I don’t know where “The Dancer” lived since then, but now, at least, it’s out in public again, albeit briefly. It goes on the block at Heritage Auctions on Saturday, October 26th, and if you find yourself in New York later this month, you’ll be able to look at it up close for a couple of days. The estimate is $20,000-$30,000.
The painting measures 24 x 16 inches, by the way, and the frame, although old looking, is not the original one.
4 comments:
Very beautiful! Thanks, Joyce
Great post, and a real treat to read that elegant and evocative passage of accompanying text.
With Pyle and some others from the Golden Age, I often find that the original published version offers good info on the value structure of the image when it was freshly made. While how the painting looks when it turns up 100 years later can tell you about the color and paint handling but rarely the values. (Whether this is because of fading or because the photo we get to see has too much glare and messes up the image.)

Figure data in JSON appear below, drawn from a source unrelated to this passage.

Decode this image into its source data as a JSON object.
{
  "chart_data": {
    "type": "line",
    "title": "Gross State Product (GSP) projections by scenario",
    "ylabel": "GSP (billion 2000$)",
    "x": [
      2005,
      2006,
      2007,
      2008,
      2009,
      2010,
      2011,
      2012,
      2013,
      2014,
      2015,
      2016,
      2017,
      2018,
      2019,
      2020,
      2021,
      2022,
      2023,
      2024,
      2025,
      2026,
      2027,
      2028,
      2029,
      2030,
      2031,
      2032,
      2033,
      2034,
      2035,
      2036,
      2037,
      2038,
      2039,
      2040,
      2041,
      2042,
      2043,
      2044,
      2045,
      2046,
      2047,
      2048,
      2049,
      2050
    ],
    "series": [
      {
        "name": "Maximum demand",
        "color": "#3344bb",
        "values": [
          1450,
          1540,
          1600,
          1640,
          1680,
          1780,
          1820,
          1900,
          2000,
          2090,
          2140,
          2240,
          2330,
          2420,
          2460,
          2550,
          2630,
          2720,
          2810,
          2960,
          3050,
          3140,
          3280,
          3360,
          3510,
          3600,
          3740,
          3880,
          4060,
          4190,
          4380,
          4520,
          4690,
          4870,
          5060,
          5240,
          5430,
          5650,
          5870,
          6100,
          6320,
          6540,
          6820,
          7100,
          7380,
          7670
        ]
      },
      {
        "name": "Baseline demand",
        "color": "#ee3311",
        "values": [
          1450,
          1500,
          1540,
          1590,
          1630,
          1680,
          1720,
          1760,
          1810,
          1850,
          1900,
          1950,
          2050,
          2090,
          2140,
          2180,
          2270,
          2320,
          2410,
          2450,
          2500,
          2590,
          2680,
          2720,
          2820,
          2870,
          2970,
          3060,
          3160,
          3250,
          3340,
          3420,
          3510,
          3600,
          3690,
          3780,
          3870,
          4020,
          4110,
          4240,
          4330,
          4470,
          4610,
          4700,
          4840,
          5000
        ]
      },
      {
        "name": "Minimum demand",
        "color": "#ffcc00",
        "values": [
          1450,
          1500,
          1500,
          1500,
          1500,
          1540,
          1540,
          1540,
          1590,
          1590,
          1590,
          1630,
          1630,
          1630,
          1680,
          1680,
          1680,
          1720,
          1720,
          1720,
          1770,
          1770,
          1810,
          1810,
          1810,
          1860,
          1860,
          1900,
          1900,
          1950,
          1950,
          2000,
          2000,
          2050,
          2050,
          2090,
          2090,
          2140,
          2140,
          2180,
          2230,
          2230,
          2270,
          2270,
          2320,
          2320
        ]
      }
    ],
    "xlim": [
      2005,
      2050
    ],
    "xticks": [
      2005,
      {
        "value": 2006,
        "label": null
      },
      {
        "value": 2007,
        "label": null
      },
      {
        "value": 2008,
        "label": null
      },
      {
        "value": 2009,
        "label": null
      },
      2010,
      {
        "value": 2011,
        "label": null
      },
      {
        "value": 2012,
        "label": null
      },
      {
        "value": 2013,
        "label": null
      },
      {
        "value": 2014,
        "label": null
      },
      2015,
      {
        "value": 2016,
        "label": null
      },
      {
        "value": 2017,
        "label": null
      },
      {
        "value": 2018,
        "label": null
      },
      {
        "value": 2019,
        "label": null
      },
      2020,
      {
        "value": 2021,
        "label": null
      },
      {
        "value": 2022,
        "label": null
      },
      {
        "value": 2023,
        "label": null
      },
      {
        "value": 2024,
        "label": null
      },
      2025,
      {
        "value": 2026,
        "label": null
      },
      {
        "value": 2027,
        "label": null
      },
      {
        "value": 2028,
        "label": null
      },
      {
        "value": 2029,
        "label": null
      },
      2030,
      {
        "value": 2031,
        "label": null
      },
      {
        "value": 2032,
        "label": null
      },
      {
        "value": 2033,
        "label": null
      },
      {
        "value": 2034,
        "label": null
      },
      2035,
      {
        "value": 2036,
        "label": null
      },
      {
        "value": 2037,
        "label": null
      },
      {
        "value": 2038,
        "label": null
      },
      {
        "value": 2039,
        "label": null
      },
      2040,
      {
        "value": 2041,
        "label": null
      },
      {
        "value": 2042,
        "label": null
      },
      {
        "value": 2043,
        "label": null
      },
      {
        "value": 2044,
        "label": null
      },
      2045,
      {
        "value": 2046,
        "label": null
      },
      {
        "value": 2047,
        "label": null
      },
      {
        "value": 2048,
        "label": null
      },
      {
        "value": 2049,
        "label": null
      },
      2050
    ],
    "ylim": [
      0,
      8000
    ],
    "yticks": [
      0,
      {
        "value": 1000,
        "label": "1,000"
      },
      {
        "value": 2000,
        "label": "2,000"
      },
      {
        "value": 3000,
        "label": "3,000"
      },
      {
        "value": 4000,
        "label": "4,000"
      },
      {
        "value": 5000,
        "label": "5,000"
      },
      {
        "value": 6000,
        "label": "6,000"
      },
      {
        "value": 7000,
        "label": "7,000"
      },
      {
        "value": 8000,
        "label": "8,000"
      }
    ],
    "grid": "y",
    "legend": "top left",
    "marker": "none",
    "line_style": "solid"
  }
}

I think this Pyle is such a picture. And I think the version on the wall in the old photo, with its far richer and more decisive value pattern, proves that.
Luckily, a little tinkering in photoshop can bring some of the deeper values back and give us a fuller measure of the original's power.
I hope the next owner gives this some expert TLC - maybe a good cleaning would make, say, the flowers on the tapestry pop as they do in the old three-color plate. I'll keep an eye out for other old photos of it, too - and I'll definitely take a look at the original later this month.
The student second from right with the pipe is Phillip Goodwin for sure-
great blog! and long live Howard Pyle!